The jarring, quaking, deep vibration faded as the train came to a stop.
Nearby, I heard a loud crack. I leaped from the bed, threw on yesterday’s human-ugly clothing, with the amulets still in the pockets. Barefooted, I rushed into the corridor along with most of the other occupants of the sleeper car. The woman, Koren, was standing there, dressed, her blonde hair up in a twist. Behind her the door stood open, her compartment revealed. Her traveling companion lay on the floor, head turned to the side, in a pool of blood. His chest was unmoving, his eyes open.
I heard voices shouting, “Get down! Get down on the floor!”
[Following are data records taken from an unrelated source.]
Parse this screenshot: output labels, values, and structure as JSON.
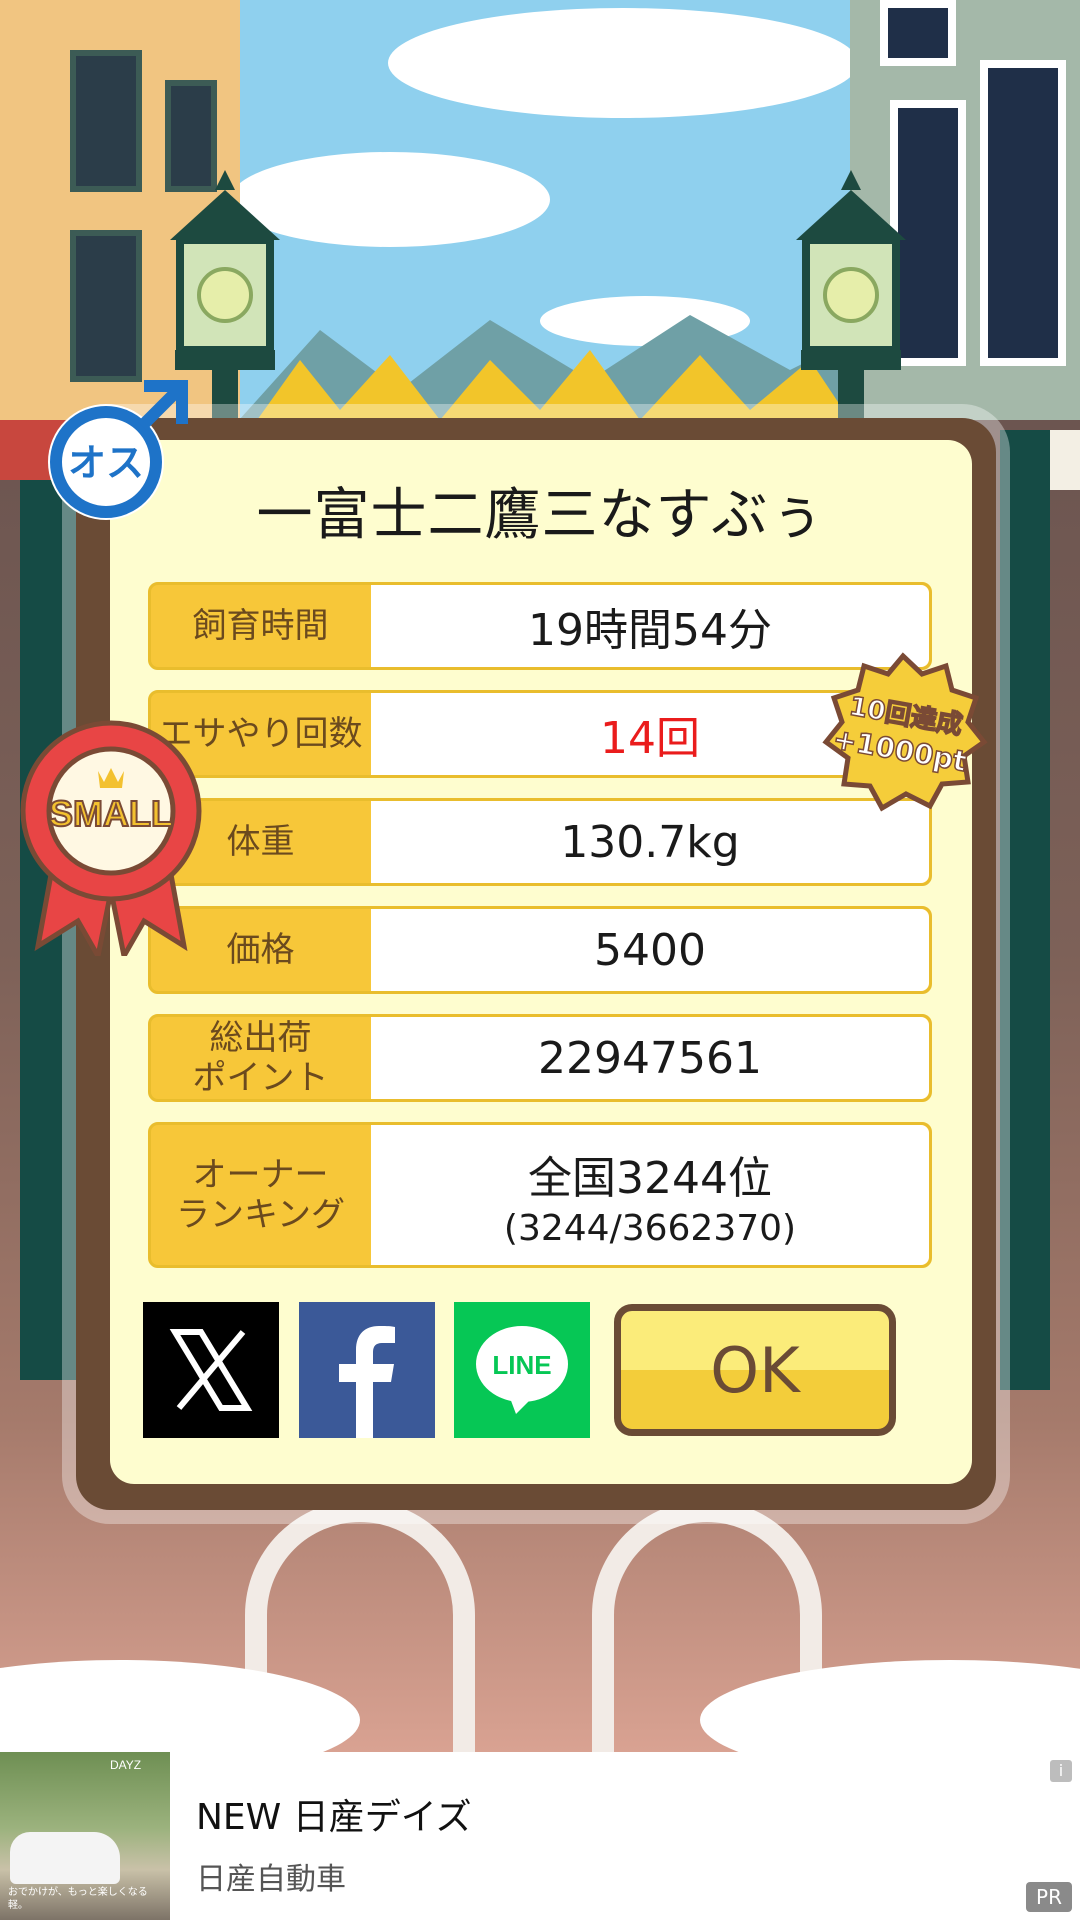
{
  "dialog": {
    "title": "一富士二鷹三なすぶぅ",
    "rows": [
      {
        "label": "飼育時間",
        "value": "19時間54分",
        "sub": ""
      },
      {
        "label": "エサやり回数",
        "value": "14回",
        "sub": ""
      },
      {
        "label": "体重",
        "value": "130.7kg",
        "sub": ""
      },
      {
        "label": "価格",
        "value": "5400",
        "sub": ""
      },
      {
        "label": "総出荷\nポイント",
        "value": "22947561",
        "sub": ""
      },
      {
        "label": "オーナー\nランキング",
        "value": "全国3244位",
        "sub": "(3244/3662370)"
      }
    ],
    "ok_label": "OK"
  },
  "badges": {
    "gender": "オス",
    "medal": "SMALL",
    "achievement_line1": "10回達成",
    "achievement_line2": "+1000pt"
  },
  "share": {
    "x_icon": "x-logo-icon",
    "facebook_icon": "facebook-logo-icon",
    "line_icon": "line-logo-icon",
    "line_text": "LINE"
  },
  "ad": {
    "title": "NEW 日産デイズ",
    "advertiser": "日産自動車",
    "info": "i",
    "pr": "PR",
    "thumb_brand": "DAYZ",
    "thumb_caption": "おでかけが、もっと楽しくなる軽。"
  },
  "colors": {
    "dialog_border": "#6a4b35",
    "dialog_bg": "#fefdcf",
    "label_bg": "#f7c739",
    "highlight_red": "#ea1c1c",
    "facebook_blue": "#3b5998",
    "line_green": "#06c755"
  }
}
In an eye blink, I realized several things.
The man was dead.
Koren held a pistol. Pointed at Taft. Who was on one knee on the floor. Hands raised.
Koren was surrounded by masked men. All dressed in black. All with guns. Pointing at the people in the hallway and away from Koren. And they were the ones shouting.
Also, Taft was armed. The outline of his gun was visible beneath his clothes, at his back. Taft was far more than he seemed.
Last, I realized that the train was being robbed.
My fingers twitched for the sword I had been learning to use. But it was safely stowed in the baggage car. I had no weapon but my wits. I figured that meant I’d be dead in seconds.
My amulets warmed up. My prime and one in my pants pocket. The disruptor jasper. Was it for guns? Oh. Wrath of angels. Lolo and her second sight.
“You.” Koren shifted her aim, pointing the gun at me. “You’ve been nothing but trouble.”
I gripped the jasper and whispered, “Guns.”
Koren pulled the trigger. Nothing happened. Not a thing. “Yes,” I muttered.
From the floor, Taft struck out in a long, loose, easy, and deceptively powerful kick. His foot hit Koren’s arm. The gun flew. Bone broke with sharp crack. Taft rose from the floor, fast, in the lion stance. He spun in a complicated set of moves that incorporated parts of several advanced techniques. Hands and feet snapping out. In less than two heartbeats, the men wearing black were down, disabled, incapacitated, dead, or unconscious.
My mouth fell open. Taft knew savage chi. He was a half-breed. Half-human, half mage.
Taft stood and adjusted his white jacket. “You folks go on back in your cabins. Everything is under control here.”
A man down the corridor gasped, “You’re a . . . mule.” The last word was filled with distaste, his face pulled down into harsh lines, as if he was disgusted to have been rescued by a half-breed.
Taft’s disfigured face twisted, but before he could speak, I said, in my best little-girl voice, “And he saved our lives. Taft is a hero.” I clasped my hands in front of my chest and stared at Taft with what I hoped looked like adoring eyes. I wasn’t much of an actor, but the man who clearly hated half breeds went silent. “Our hero!” I added just in case the humans were stupid as well as racist.
Taft chuckled and raised an eyebrow at me in a look that the others couldn’t see. He turned his attention to them. “Not a hero. Just a train marshal, a Hand of the Law doing his job, and unspeakably grateful to the Most High for a misfire.” He shook his head in wonderment, completely missing my horrified expression. “Seraphic intervention. Surely an instance of seraphic intervention.”
Taft was police. Taft was undercover. Sweet seraph. I was I trouble.